Heres where Handbrake comes into play. They expose the Constant Quality parameter when encoding with Apple Video Toolbox. I used Handbrake GUI to configure the exact profile that would re-encode the video with HVEC at a specific quality, maintain video size, and maintain pixel format.
The Handbrake CLI command:
HandBrakeCLI -v --preset-import-file ~/WorkingDirectory/handbrake_presets/DJI_4K.json -Z "DJI Drone 4K" -i original.mp4 -o converted.mp4
The VMAF Evaluation
The command for using libvmaf:
ffmpeg -i original.mp4 -i converted.mp4 \
-map 0:v:0 -map 1:v:0 \
-filter_complex "[0:v][1:v]libvmaf=model='path=/opt/homebrew/share/libvmaf/model/vmaf_4k_v0.6.1.json':log_path=vmaf.json" \
-f null -
Results
138 MB 4K footage turned into 41 MB 4K footage with a VMAF score of 91.

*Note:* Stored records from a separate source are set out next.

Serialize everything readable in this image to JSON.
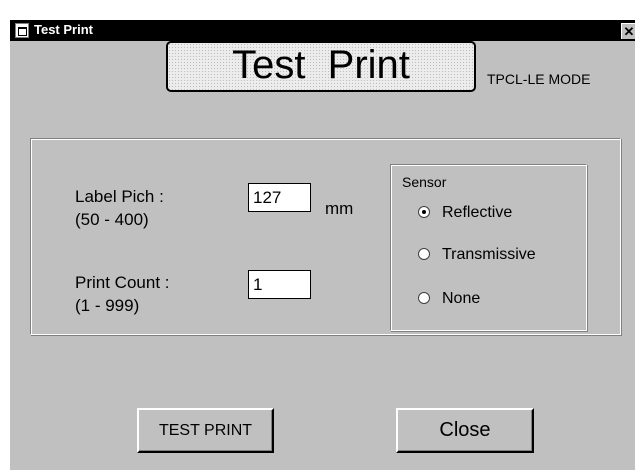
{
  "window": {
    "title": "Test Print",
    "close_glyph": "✕"
  },
  "banner": {
    "title": "Test  Print",
    "mode": "TPCL-LE MODE"
  },
  "form": {
    "label_pitch": {
      "label": "Label Pich :",
      "range": "(50 - 400)",
      "value": "127",
      "unit": "mm"
    },
    "print_count": {
      "label": "Print Count :",
      "range": "(1 - 999)",
      "value": "1"
    }
  },
  "sensor": {
    "legend": "Sensor",
    "options": [
      {
        "label": "Reflective",
        "checked": true
      },
      {
        "label": "Transmissive",
        "checked": false
      },
      {
        "label": "None",
        "checked": false
      }
    ]
  },
  "buttons": {
    "test_print": "TEST PRINT",
    "close": "Close"
  },
  "icons": {
    "title_icon": "printer-app-icon",
    "close_icon": "close-icon",
    "radio_icon": "radio-icon"
  }
}
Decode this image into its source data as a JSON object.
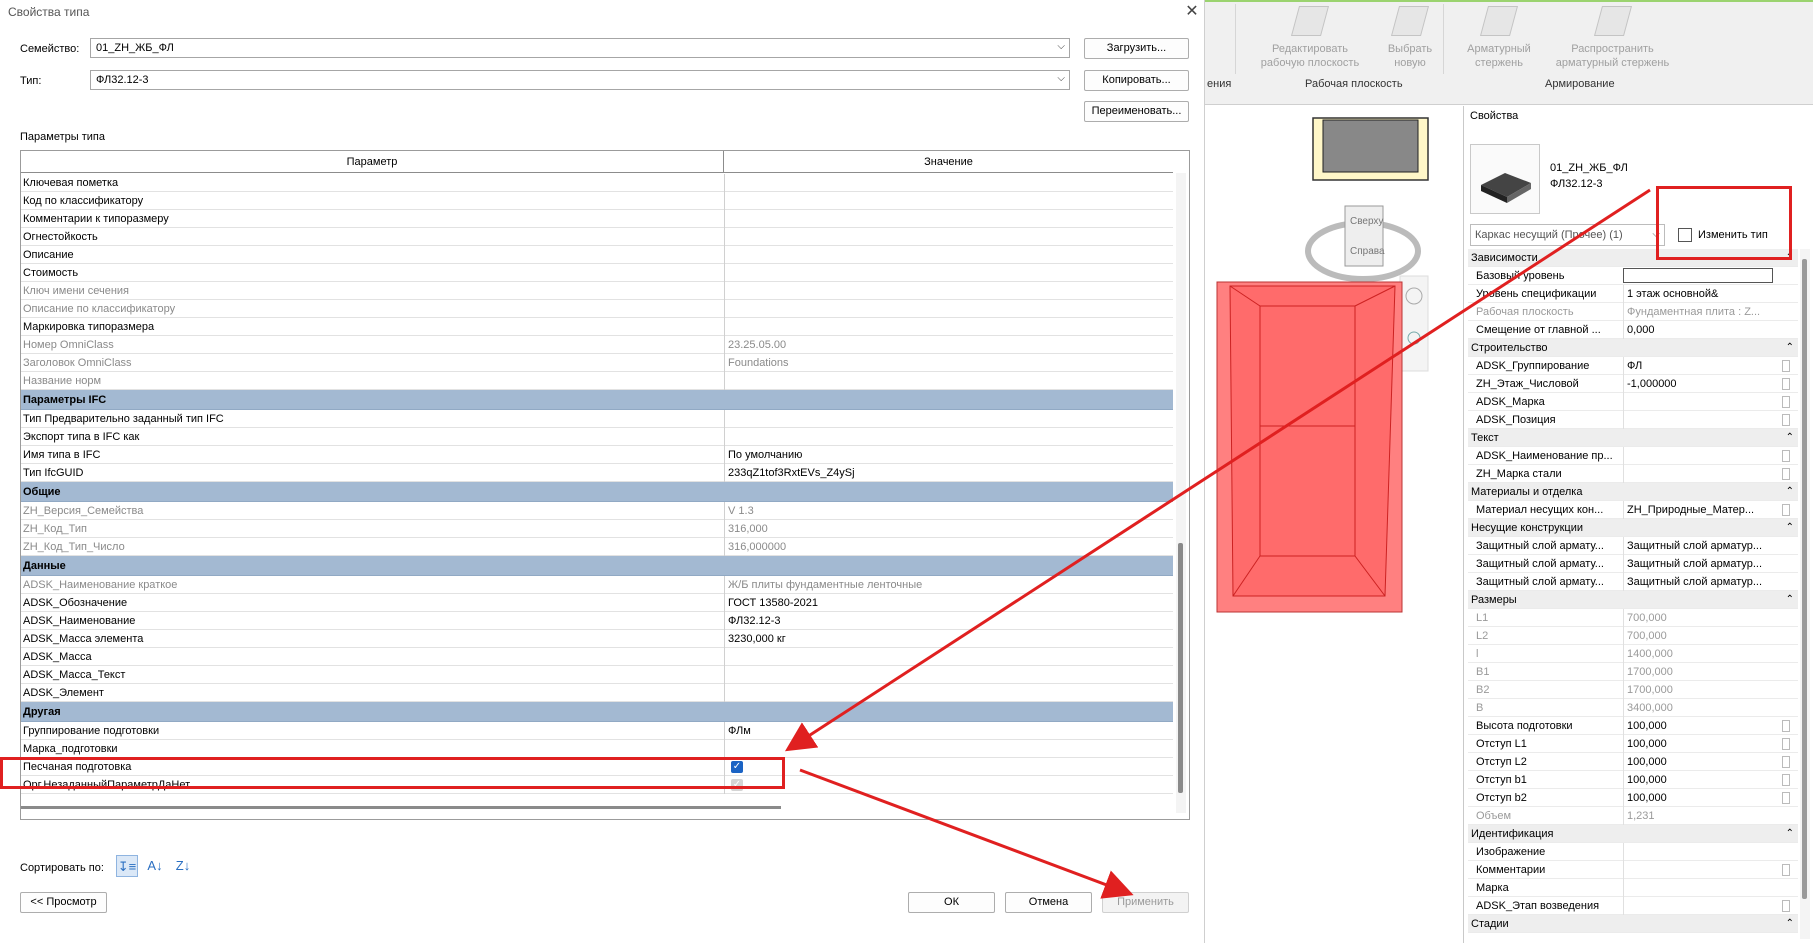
{
  "dialog": {
    "title": "Свойства типа",
    "family_label": "Семейство:",
    "family_value": "01_ZH_ЖБ_ФЛ",
    "type_label": "Тип:",
    "type_value": "ФЛ32.12-3",
    "load_button": "Загрузить...",
    "copy_button": "Копировать...",
    "rename_button": "Переименовать...",
    "params_heading": "Параметры типа",
    "col_param": "Параметр",
    "col_value": "Значение",
    "sort_label": "Сортировать по:",
    "preview_button": "<< Просмотр",
    "ok_button": "ОК",
    "cancel_button": "Отмена",
    "apply_button": "Применить"
  },
  "grid_rows": [
    {
      "name": "Ключевая пометка",
      "value": "",
      "kind": "row"
    },
    {
      "name": "Код по классификатору",
      "value": "",
      "kind": "row"
    },
    {
      "name": "Комментарии к типоразмеру",
      "value": "",
      "kind": "row"
    },
    {
      "name": "Огнестойкость",
      "value": "",
      "kind": "row"
    },
    {
      "name": "Описание",
      "value": "",
      "kind": "row"
    },
    {
      "name": "Стоимость",
      "value": "",
      "kind": "row"
    },
    {
      "name": "Ключ имени сечения",
      "value": "",
      "kind": "gray"
    },
    {
      "name": "Описание по классификатору",
      "value": "",
      "kind": "gray"
    },
    {
      "name": "Маркировка типоразмера",
      "value": "",
      "kind": "row"
    },
    {
      "name": "Номер OmniClass",
      "value": "23.25.05.00",
      "kind": "gray"
    },
    {
      "name": "Заголовок OmniClass",
      "value": "Foundations",
      "kind": "gray"
    },
    {
      "name": "Название норм",
      "value": "",
      "kind": "gray"
    },
    {
      "name": "Параметры IFC",
      "value": "",
      "kind": "group"
    },
    {
      "name": "Тип Предварительно заданный тип IFC",
      "value": "",
      "kind": "row"
    },
    {
      "name": "Экспорт типа в IFC как",
      "value": "",
      "kind": "row"
    },
    {
      "name": "Имя типа в IFC",
      "value": "По умолчанию",
      "kind": "row"
    },
    {
      "name": "Тип IfcGUID",
      "value": "233qZ1tof3RxtEVs_Z4ySj",
      "kind": "row"
    },
    {
      "name": "Общие",
      "value": "",
      "kind": "group"
    },
    {
      "name": "ZH_Версия_Семейства",
      "value": "V 1.3",
      "kind": "gray"
    },
    {
      "name": "ZH_Код_Тип",
      "value": "316,000",
      "kind": "gray"
    },
    {
      "name": "ZH_Код_Тип_Число",
      "value": "316,000000",
      "kind": "gray"
    },
    {
      "name": "Данные",
      "value": "",
      "kind": "group"
    },
    {
      "name": "ADSK_Наименование краткое",
      "value": "Ж/Б плиты фундаментные ленточные",
      "kind": "gray"
    },
    {
      "name": "ADSK_Обозначение",
      "value": "ГОСТ 13580-2021",
      "kind": "row"
    },
    {
      "name": "ADSK_Наименование",
      "value": "ФЛ32.12-3",
      "kind": "row"
    },
    {
      "name": "ADSK_Масса элемента",
      "value": "3230,000 кг",
      "kind": "row"
    },
    {
      "name": "ADSK_Масса",
      "value": "",
      "kind": "row"
    },
    {
      "name": "ADSK_Масса_Текст",
      "value": "",
      "kind": "row"
    },
    {
      "name": "ADSK_Элемент",
      "value": "",
      "kind": "row"
    },
    {
      "name": "Другая",
      "value": "",
      "kind": "group"
    },
    {
      "name": "Группирование подготовки",
      "value": "ФЛм",
      "kind": "row"
    },
    {
      "name": "Марка_подготовки",
      "value": "",
      "kind": "row"
    },
    {
      "name": "Песчаная подготовка",
      "value": "",
      "kind": "check"
    },
    {
      "name": "Орг.НезаданныйПараметрДаНет",
      "value": "",
      "kind": "checkdim"
    }
  ],
  "ribbon": {
    "tool1": "Редактировать рабочую плоскость",
    "tool2": "Выбрать новую",
    "tool3": "Арматурный стержень",
    "tool4": "Распространить арматурный стержень",
    "panel0": "ения",
    "panel1": "Рабочая плоскость",
    "panel2": "Армирование"
  },
  "viewcube": {
    "top": "Сверху",
    "right": "Справа"
  },
  "properties": {
    "title": "Свойства",
    "type_line1": "01_ZH_ЖБ_ФЛ",
    "type_line2": "ФЛ32.12-3",
    "filter": "Каркас несущий (Прочее) (1)",
    "edit_type": "Изменить тип",
    "rows": [
      {
        "k": "Зависимости",
        "v": "",
        "kind": "grp"
      },
      {
        "k": "Базовый уровень",
        "v": "",
        "kind": "input"
      },
      {
        "k": "Уровень спецификации",
        "v": "1 этаж основной&",
        "kind": "row"
      },
      {
        "k": "Рабочая плоскость",
        "v": "Фундаментная плита : Z...",
        "kind": "gray"
      },
      {
        "k": "Смещение от главной ...",
        "v": "0,000",
        "kind": "row"
      },
      {
        "k": "Строительство",
        "v": "",
        "kind": "grp"
      },
      {
        "k": "ADSK_Группирование",
        "v": "ФЛ",
        "kind": "sq"
      },
      {
        "k": "ZH_Этаж_Числовой",
        "v": "-1,000000",
        "kind": "sq"
      },
      {
        "k": "ADSK_Марка",
        "v": "",
        "kind": "sq"
      },
      {
        "k": "ADSK_Позиция",
        "v": "",
        "kind": "sq"
      },
      {
        "k": "Текст",
        "v": "",
        "kind": "grp"
      },
      {
        "k": "ADSK_Наименование пр...",
        "v": "",
        "kind": "sq"
      },
      {
        "k": "ZH_Марка стали",
        "v": "",
        "kind": "sq"
      },
      {
        "k": "Материалы и отделка",
        "v": "",
        "kind": "grp"
      },
      {
        "k": "Материал несущих кон...",
        "v": "ZH_Природные_Матер...",
        "kind": "sq"
      },
      {
        "k": "Несущие конструкции",
        "v": "",
        "kind": "grp"
      },
      {
        "k": "Защитный слой армату...",
        "v": "Защитный слой арматур...",
        "kind": "row"
      },
      {
        "k": "Защитный слой армату...",
        "v": "Защитный слой арматур...",
        "kind": "row"
      },
      {
        "k": "Защитный слой армату...",
        "v": "Защитный слой арматур...",
        "kind": "row"
      },
      {
        "k": "Размеры",
        "v": "",
        "kind": "grp"
      },
      {
        "k": "L1",
        "v": "700,000",
        "kind": "gray"
      },
      {
        "k": "L2",
        "v": "700,000",
        "kind": "gray"
      },
      {
        "k": "l",
        "v": "1400,000",
        "kind": "gray"
      },
      {
        "k": "B1",
        "v": "1700,000",
        "kind": "gray"
      },
      {
        "k": "B2",
        "v": "1700,000",
        "kind": "gray"
      },
      {
        "k": "B",
        "v": "3400,000",
        "kind": "gray"
      },
      {
        "k": "Высота подготовки",
        "v": "100,000",
        "kind": "sq"
      },
      {
        "k": "Отступ L1",
        "v": "100,000",
        "kind": "sq"
      },
      {
        "k": "Отступ L2",
        "v": "100,000",
        "kind": "sq"
      },
      {
        "k": "Отступ b1",
        "v": "100,000",
        "kind": "sq"
      },
      {
        "k": "Отступ b2",
        "v": "100,000",
        "kind": "sq"
      },
      {
        "k": "Объем",
        "v": "1,231",
        "kind": "gray"
      },
      {
        "k": "Идентификация",
        "v": "",
        "kind": "grp"
      },
      {
        "k": "Изображение",
        "v": "",
        "kind": "row"
      },
      {
        "k": "Комментарии",
        "v": "",
        "kind": "sq"
      },
      {
        "k": "Марка",
        "v": "",
        "kind": "row"
      },
      {
        "k": "ADSK_Этап возведения",
        "v": "",
        "kind": "sq"
      },
      {
        "k": "Стадии",
        "v": "",
        "kind": "grp"
      }
    ]
  },
  "colors": {
    "accent": "#1a63c4",
    "group_row": "#a3b9d2",
    "annotation": "#e02020",
    "model_fill": "#ff6b6b"
  }
}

[Parsed_libvmaf_0 @ 0x600003090000] VMAF score: 91.919797:00:11.77 bitrate=N/A speed=0.126x elapsed=0:01:33.77
Bonus Track
Note how I put the optional step of extracting relevant video snippets using LosslessCut BEFORE re-encoding. This is due to several reasons:
- The less video footage you have to re-encode, the earlier you will be done
- Re-encoding gets rid of a lot of keyframes, making it harder for tools to preview, seek or split the video afterwards
Keyframes? What is that? A keyframe (also called an I-frame) is like a full photo inside your video.
Other frames (P-frames and B-frames) don’t store the whole picture, they just store the changes from the last keyframe. That’s why they’re smaller and make compression efficient.
So in a video:
- Keyframe or I-frames: Full standalone images.
- P-frames (predicted): Only store the changes from a previous frame.
- B-frames (bidirectional): Store changes relative to both previous and future frames.
Why it matters:
- Editing / Scrubbing: You can only “jump” to a keyframe instantly. If you scrub to a non-keyframe, the player has to go back to the last keyframe and “rebuild” the video forward.
- File size vs. usability: More keyframes = bigger file, but smoother seeking and easier editing. Fewer keyframes = smaller file, but slower seeking.
Because P-frames and B-frames depend on other frames, you can’t just cut cleanly at them without re-encoding. If you try, the video would break since a dependent frame wouldn’t have its reference data anymore.
LosslessCut is designed for lossless editing — meaning it avoids re-encoding video and instead just copies the original compressed data. Since it doesn’t decode/re-encode, it can only safely cut on I-frames.
Editors like QuickTime, Premiere, or DaVinci Resolve let you trim anywhere, even between predicted frames, because they decode and re-encode around the cut point.